The governor, Democrat Cuthbert L. Olson, was becoming increasingly concerned about juvenile delinquency. He used the murder of José Díaz as a call to action. The Los Angeles Police Department (L.A.P.D.) rounded up more than 600 youth -- mostly Mexican Americans known as "zoot-suiters" for the ballooned pants and long coats they wore -- and indicted Hank Leyvas and twenty-one others for José Díaz's murder. The subsequent trial dominated headlines in the City of Angels for months. The 38th Street boys were convicted in Los Angeles' tabloid journals -- and the jury agreed. Hank Leyvas was sentenced to life in San Quentin.

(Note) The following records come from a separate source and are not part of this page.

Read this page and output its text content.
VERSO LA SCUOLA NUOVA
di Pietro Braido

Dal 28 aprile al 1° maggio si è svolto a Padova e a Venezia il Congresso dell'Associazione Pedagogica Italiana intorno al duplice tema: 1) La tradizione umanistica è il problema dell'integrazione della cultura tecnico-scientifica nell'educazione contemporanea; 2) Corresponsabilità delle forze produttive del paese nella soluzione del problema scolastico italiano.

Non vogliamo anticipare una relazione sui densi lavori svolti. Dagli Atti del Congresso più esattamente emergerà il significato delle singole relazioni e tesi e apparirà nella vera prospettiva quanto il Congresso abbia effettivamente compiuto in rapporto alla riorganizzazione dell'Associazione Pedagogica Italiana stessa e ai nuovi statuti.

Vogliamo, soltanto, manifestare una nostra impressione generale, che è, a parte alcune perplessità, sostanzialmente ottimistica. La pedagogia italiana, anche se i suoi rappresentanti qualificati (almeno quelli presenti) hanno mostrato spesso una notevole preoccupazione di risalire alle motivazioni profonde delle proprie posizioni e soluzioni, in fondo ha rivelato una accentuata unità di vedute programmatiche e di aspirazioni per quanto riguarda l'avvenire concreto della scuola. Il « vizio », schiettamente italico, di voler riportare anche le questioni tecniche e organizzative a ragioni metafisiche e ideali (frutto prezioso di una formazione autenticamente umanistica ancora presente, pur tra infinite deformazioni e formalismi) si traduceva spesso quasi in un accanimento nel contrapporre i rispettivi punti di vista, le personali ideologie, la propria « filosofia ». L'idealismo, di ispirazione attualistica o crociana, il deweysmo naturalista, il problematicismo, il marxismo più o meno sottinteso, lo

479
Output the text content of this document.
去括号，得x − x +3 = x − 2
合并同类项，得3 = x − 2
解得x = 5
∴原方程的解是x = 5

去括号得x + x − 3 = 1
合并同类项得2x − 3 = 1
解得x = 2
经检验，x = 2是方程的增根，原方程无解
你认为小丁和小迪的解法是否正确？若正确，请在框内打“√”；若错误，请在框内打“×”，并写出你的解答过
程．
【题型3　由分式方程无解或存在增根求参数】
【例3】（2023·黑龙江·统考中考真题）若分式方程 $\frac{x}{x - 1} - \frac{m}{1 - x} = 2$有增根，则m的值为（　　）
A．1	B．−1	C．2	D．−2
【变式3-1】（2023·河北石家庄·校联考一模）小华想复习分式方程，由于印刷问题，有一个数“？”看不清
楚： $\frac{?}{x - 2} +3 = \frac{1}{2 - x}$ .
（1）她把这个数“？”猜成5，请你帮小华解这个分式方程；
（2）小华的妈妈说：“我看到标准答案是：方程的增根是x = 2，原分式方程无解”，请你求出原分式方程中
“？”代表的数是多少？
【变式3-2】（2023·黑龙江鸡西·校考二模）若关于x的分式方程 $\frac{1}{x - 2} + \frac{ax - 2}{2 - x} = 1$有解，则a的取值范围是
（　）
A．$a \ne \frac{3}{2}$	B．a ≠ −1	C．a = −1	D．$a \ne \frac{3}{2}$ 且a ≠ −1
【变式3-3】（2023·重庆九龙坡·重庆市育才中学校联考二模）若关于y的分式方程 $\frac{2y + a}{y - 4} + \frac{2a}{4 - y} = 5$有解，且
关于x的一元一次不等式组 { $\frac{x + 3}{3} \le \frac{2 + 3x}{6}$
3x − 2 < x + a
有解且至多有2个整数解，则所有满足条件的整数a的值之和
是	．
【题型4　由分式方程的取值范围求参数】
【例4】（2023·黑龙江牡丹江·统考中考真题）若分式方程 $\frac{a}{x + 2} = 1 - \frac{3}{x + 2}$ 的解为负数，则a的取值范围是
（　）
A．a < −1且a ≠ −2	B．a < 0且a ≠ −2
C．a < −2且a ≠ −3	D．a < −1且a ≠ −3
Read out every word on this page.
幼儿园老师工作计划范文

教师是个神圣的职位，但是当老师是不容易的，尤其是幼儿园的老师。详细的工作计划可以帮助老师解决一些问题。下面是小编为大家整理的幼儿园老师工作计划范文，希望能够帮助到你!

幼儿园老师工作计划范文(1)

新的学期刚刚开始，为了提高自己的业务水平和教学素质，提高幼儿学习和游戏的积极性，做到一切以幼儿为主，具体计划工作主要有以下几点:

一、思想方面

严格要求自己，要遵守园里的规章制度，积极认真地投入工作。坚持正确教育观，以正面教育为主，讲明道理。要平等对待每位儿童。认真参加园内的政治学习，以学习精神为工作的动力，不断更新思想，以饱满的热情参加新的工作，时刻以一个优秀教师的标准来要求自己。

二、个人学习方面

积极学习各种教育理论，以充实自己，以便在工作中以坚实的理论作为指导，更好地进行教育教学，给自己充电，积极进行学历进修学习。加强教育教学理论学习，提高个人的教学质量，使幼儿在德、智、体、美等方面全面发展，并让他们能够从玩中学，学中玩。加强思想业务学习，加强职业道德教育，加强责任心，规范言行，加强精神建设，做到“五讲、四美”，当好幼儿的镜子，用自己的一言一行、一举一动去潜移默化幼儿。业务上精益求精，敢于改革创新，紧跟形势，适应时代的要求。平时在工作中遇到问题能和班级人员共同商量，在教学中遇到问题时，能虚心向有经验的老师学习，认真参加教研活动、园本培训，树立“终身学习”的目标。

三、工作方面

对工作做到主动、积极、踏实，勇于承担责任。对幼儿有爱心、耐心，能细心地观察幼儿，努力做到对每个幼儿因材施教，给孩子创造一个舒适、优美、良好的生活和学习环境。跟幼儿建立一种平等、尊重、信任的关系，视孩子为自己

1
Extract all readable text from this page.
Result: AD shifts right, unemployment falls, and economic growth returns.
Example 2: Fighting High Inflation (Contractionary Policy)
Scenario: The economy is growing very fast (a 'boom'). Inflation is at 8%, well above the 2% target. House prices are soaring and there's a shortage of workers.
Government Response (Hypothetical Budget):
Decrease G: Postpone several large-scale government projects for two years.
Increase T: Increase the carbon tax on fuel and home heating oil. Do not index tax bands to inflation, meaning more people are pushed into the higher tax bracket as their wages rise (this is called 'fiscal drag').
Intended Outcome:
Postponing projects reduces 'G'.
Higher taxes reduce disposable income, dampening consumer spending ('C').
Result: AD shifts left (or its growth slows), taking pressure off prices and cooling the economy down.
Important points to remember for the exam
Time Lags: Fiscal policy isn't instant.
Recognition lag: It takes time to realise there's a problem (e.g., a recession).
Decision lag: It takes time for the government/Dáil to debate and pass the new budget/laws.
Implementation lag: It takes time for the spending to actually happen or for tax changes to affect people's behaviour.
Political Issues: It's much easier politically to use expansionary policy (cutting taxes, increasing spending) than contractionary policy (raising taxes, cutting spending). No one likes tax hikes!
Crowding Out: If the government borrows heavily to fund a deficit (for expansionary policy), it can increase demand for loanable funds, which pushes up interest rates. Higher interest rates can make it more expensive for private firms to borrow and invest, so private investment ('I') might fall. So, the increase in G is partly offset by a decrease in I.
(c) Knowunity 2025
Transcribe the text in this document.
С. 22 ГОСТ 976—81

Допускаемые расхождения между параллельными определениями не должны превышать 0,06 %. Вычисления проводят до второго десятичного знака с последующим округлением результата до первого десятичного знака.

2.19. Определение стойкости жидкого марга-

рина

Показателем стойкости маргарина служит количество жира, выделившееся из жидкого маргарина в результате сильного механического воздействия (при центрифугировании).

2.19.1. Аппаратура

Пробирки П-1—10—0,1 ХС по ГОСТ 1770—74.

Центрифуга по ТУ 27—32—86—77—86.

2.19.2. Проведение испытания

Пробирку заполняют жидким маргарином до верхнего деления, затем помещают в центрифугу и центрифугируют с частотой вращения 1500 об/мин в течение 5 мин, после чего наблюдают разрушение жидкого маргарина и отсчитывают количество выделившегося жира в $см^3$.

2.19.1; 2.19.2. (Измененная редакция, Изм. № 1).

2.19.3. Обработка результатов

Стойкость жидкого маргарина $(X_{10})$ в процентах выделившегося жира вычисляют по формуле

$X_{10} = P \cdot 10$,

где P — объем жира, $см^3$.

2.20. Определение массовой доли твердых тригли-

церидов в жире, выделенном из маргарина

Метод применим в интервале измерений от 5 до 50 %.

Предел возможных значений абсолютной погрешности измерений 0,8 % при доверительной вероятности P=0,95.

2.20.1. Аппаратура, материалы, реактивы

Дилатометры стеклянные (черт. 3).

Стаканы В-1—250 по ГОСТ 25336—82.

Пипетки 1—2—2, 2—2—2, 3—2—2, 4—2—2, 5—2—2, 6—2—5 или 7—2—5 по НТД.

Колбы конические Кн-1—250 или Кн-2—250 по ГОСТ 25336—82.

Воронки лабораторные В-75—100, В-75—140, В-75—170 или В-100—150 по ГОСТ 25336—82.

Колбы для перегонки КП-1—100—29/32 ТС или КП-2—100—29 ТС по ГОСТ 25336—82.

Within months of the convictions, Los Angeles erupted in the Zoot Suit Riot. For the better part of a week, sailors and other servicemen dragged kids off streetcars, from restaurants, and out of movie theaters. The boys were beaten and often stripped of their zoot suits. Thousands of white civilians cheered them on and helped the sailors. As the riot progressed, Mexican American boys moved to defend their neighborhoods, setting traps for sailors and assaulting them in their cars. The L.A.P.D. let the riot continue for the better part of a week. After the riot ended, the Los Angeles City Council banned the wearing of zoot suits on Los Angeles streets.
Within a year of the riots Hank Leyvas and the boys were released from prison. Their convictions in the Sleepy Lagoon case were overturned on appeal. The court ruled that there had been serious errors in the trial: a biased judge, the denial of counsel, and a lack of evidence. Authorities declined to retry the case. Whoever killed José Díaz got away with murder.
When Hank and the boys returned, the City of Angels, and their place in it, was changed forever. In little time the zoot suit style faded from view. And eventually the small reservoir known as the Sleepy Lagoon fell victim to urban sprawl and was filled in.